Research indicates that a considerable proportion of suicide decisions are made impulsively within minutes. The Safety Plan Intervention (SPI) is a method designed to counteract this impulsivity, encouraging individuals to follow coping strategies instead of acting on suicidal urges. Although SPI is advised for those with suicidal tendencies, about 40% of individuals don’t utilize their safety plans.
A key challenge is that people often struggle to apply skills from therapy in real life due to motivational or self-control issues, which are particularly notable in substance use disorders. Motivational Interviewing (MI) has been employed to boost the sustained use of SPI but traditionally requires face-to-face sessions. Some evidence suggests that sending supportive text messages can enhance the use of safety plans. While MI interventions can be technology-driven, combining them with SPI without in-person sessions remains unexplored.

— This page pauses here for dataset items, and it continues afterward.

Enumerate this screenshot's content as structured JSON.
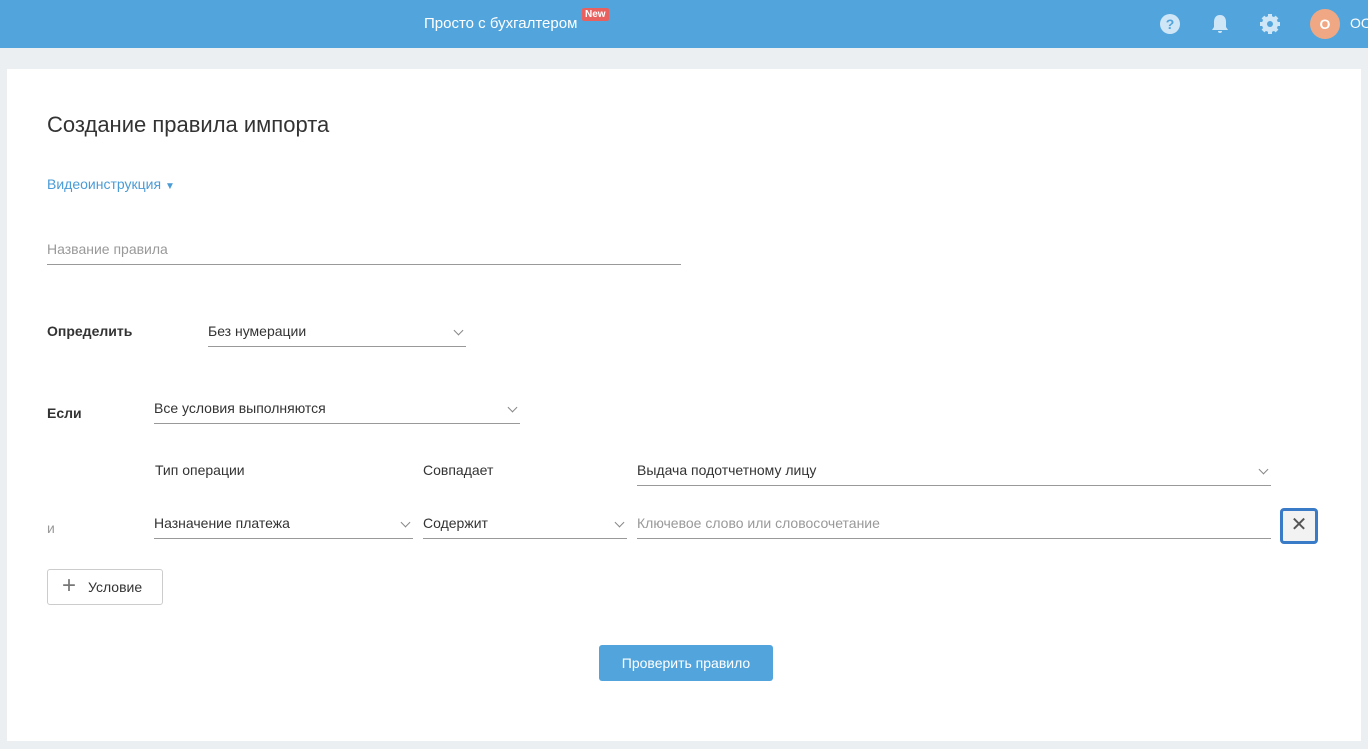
{
  "header": {
    "brand": "Просто с бухгалтером",
    "badge": "New",
    "avatar_letter": "О",
    "org": "ОО"
  },
  "page": {
    "title": "Создание правила импорта",
    "video_link": "Видеоинструкция",
    "rule_name_placeholder": "Название правила"
  },
  "define": {
    "label": "Определить",
    "value": "Без нумерации"
  },
  "if": {
    "label": "Если",
    "value": "Все условия выполняются"
  },
  "conditions": [
    {
      "prefix": "",
      "field": "Тип операции",
      "operator": "Совпадает",
      "value": "Выдача подотчетному лицу"
    },
    {
      "prefix": "и",
      "field": "Назначение платежа",
      "operator": "Содержит",
      "value_placeholder": "Ключевое слово или словосочетание"
    }
  ],
  "add_condition_label": "Условие",
  "check_button": "Проверить правило",
  "remove_label": "✕"
}
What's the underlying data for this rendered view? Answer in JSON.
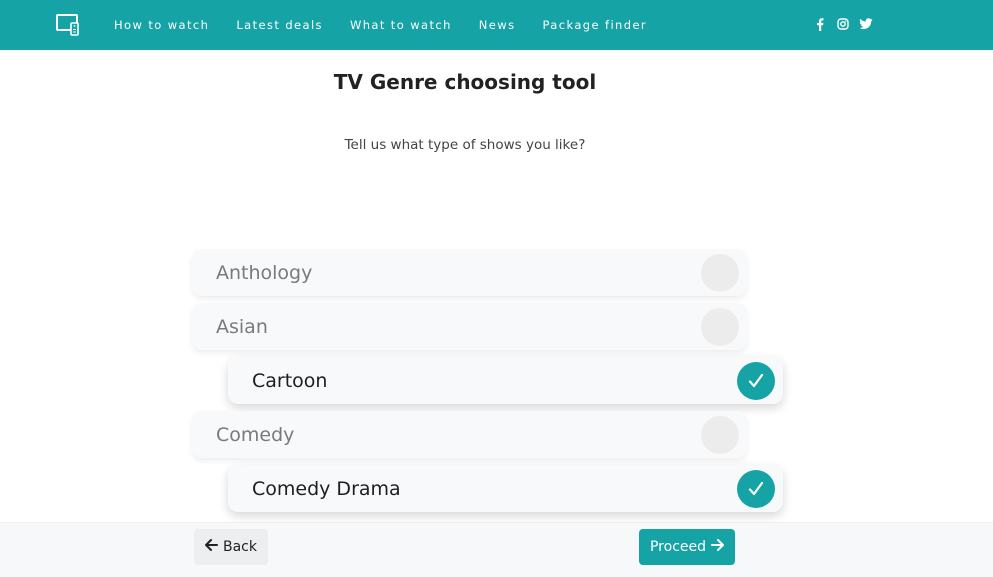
{
  "nav": {
    "items": [
      "How to watch",
      "Latest deals",
      "What to watch",
      "News",
      "Package finder"
    ],
    "logo_icon": "tv-remote-icon",
    "social_icons": [
      "facebook-icon",
      "instagram-icon",
      "twitter-icon"
    ]
  },
  "page": {
    "title": "TV Genre choosing tool",
    "subtitle": "Tell us what type of shows you like?"
  },
  "genres": [
    {
      "label": "Anthology",
      "selected": false
    },
    {
      "label": "Asian",
      "selected": false
    },
    {
      "label": "Cartoon",
      "selected": true
    },
    {
      "label": "Comedy",
      "selected": false
    },
    {
      "label": "Comedy Drama",
      "selected": true
    }
  ],
  "footer": {
    "back_label": "Back",
    "proceed_label": "Proceed"
  },
  "colors": {
    "accent": "#15a3a6",
    "toggle_off": "#ececec",
    "card_bg": "#f8f9fa"
  }
}
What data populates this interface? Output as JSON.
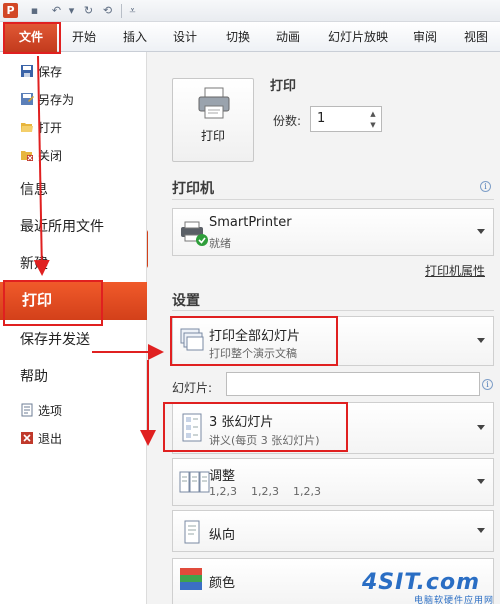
{
  "titlebar": {
    "app_icon": "P",
    "quick_access": [
      "save-icon",
      "undo-icon",
      "redo-icon",
      "repeat-icon",
      "customize-icon"
    ]
  },
  "tabs": [
    "文件",
    "开始",
    "插入",
    "设计",
    "切换",
    "动画",
    "幻灯片放映",
    "审阅",
    "视图"
  ],
  "nav": {
    "save": "保存",
    "save_as": "另存为",
    "open": "打开",
    "close": "关闭",
    "info": "信息",
    "recent": "最近所用文件",
    "new": "新建",
    "print": "打印",
    "save_send": "保存并发送",
    "help": "帮助",
    "options": "选项",
    "exit": "退出"
  },
  "print": {
    "section_title": "打印",
    "print_button": "打印",
    "copies_label": "份数:",
    "copies_value": "1"
  },
  "printer": {
    "section_title": "打印机",
    "name": "SmartPrinter",
    "status": "就绪",
    "properties_link": "打印机属性"
  },
  "settings": {
    "section_title": "设置",
    "range": {
      "title": "打印全部幻灯片",
      "subtitle": "打印整个演示文稿"
    },
    "slides_label": "幻灯片:",
    "layout": {
      "title": "3 张幻灯片",
      "subtitle": "讲义(每页 3 张幻灯片)"
    },
    "collate": {
      "title": "调整",
      "subtitle": "1,2,3    1,2,3    1,2,3"
    },
    "orientation": {
      "title": "纵向"
    },
    "color": {
      "title": "颜色"
    }
  },
  "watermark": {
    "logo": "4SIT.com",
    "subtitle": "电脑软硬件应用网"
  },
  "colors": {
    "accent": "#d3401a",
    "annotation": "#e02020"
  }
}
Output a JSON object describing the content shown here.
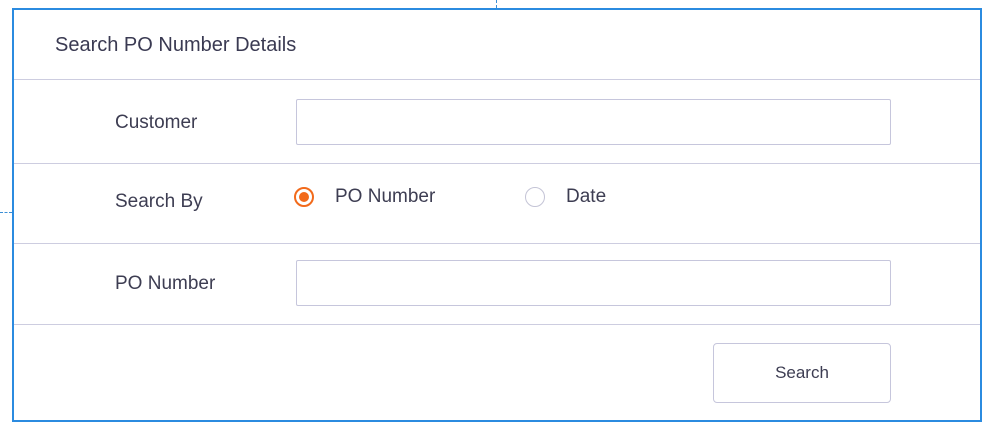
{
  "panel": {
    "title": "Search PO Number Details"
  },
  "form": {
    "customer": {
      "label": "Customer",
      "value": "",
      "placeholder": ""
    },
    "search_by": {
      "label": "Search By",
      "selected": "PO Number",
      "options": [
        {
          "label": "PO Number",
          "checked": true
        },
        {
          "label": "Date",
          "checked": false
        }
      ]
    },
    "po_number": {
      "label": "PO Number",
      "value": "",
      "placeholder": ""
    }
  },
  "actions": {
    "search_label": "Search"
  },
  "colors": {
    "accent": "#f26a1b",
    "panel_border": "#2b8be0",
    "divider": "#cdcde0"
  }
}
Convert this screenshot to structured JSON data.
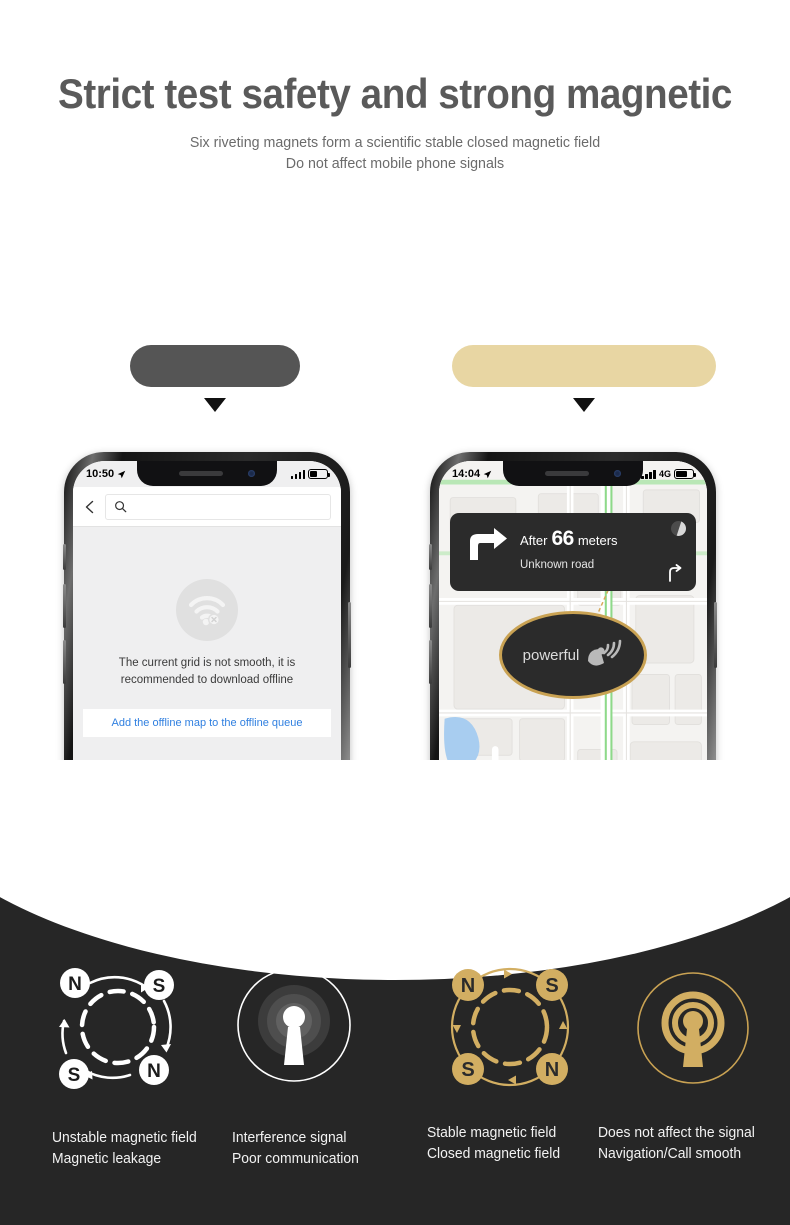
{
  "header": {
    "title": "Strict test safety and strong magnetic",
    "subtitle_line1": "Six riveting magnets form a scientific stable closed magnetic field",
    "subtitle_line2": "Do not affect mobile phone signals"
  },
  "colors": {
    "title_gray": "#5a5a5a",
    "pill_dark": "#555555",
    "pill_gold": "#e8d6a3",
    "dark_section": "#262626",
    "gold_accent": "#c9a253",
    "link_blue": "#2f7fe0",
    "map_green": "#8ed98a",
    "map_water": "#a8cdf0"
  },
  "pills": {
    "left_label": "",
    "right_label": ""
  },
  "phone_left": {
    "status": {
      "time": "10:50",
      "location_icon": "location-arrow-icon",
      "signal_icon": "signal-bars-icon",
      "battery_icon": "battery-icon"
    },
    "search": {
      "back_icon": "back-chevron-icon",
      "search_icon": "search-icon",
      "placeholder": ""
    },
    "empty_state": {
      "icon": "wifi-off-icon",
      "message_line1": "The current grid is not smooth, it is",
      "message_line2": "recommended to download offline"
    },
    "action_button": "Add the offline map to the offline queue"
  },
  "phone_right": {
    "status": {
      "time": "14:04",
      "location_icon": "location-arrow-icon",
      "signal_icon": "signal-bars-icon",
      "network": "4G",
      "battery_icon": "battery-icon"
    },
    "nav_card": {
      "turn_icon": "turn-right-icon",
      "prefix": "After",
      "distance": "66",
      "unit": "meters",
      "road": "Unknown road",
      "compass_icon": "compass-icon",
      "next_turn_icon": "next-turn-icon"
    },
    "badge": {
      "label": "powerful",
      "icon": "satellite-dish-icon"
    }
  },
  "features": [
    {
      "icon": "unstable-magnetic-field-icon",
      "poles": [
        "N",
        "S",
        "S",
        "N"
      ],
      "label_line1": "Unstable magnetic field",
      "label_line2": "Magnetic leakage",
      "tone": "white"
    },
    {
      "icon": "interference-signal-tower-icon",
      "label_line1": "Interference signal",
      "label_line2": "Poor communication",
      "tone": "white"
    },
    {
      "icon": "stable-magnetic-field-icon",
      "poles": [
        "N",
        "S",
        "S",
        "N"
      ],
      "label_line1": "Stable magnetic field",
      "label_line2": "Closed magnetic field",
      "tone": "gold"
    },
    {
      "icon": "clear-signal-tower-icon",
      "label_line1": "Does not affect the signal",
      "label_line2": "Navigation/Call smooth",
      "tone": "gold"
    }
  ]
}
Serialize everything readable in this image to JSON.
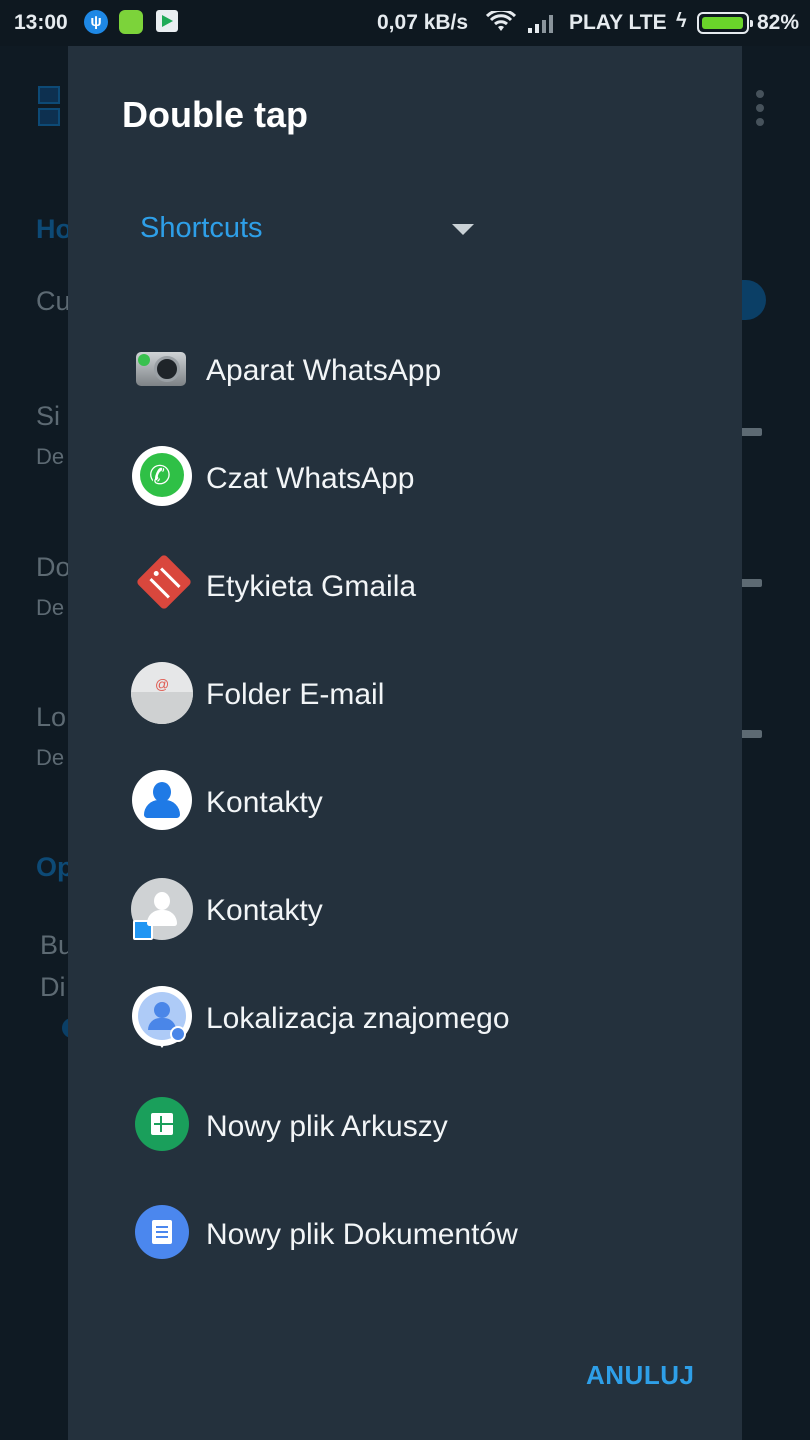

This study will conduct preliminary work to support a future just-in-time adaptive intervention (JITAI) to address this gap, aiming to provide timely support. Using a human-centered design, this study is split into two phases:
- Phase 1 evaluates barriers and facilitators for using safety plans in real-time. It involves interviews with patients and providers, discussing the use of mobile safety plans and potential JITAIs. Feedback on motivational and self-control challenges will be a primary focus.
- Using Phase 1 feedback, researchers will design prototypes of real-time motivational interventions to boost safety planning engagement. Another round of interviews will collect feedback on these prototypes, using a “think aloud” approach to understand user interaction.
The project aligns with d3center priorities, emphasizing adaptive mobile interventions that offer personalized real-time support. This research will inform the development of future interventions for those with substance use and suicidal urges, a group that critically needs innovative suicide prevention strategies. The study will engage two participant groups: those with prior engagement in a longitudinal study on suicidal thoughts and behaviors, and psychiatric providers. The goal is to improve the real-world application of safety plans, making them more effective and relevant to those at risk.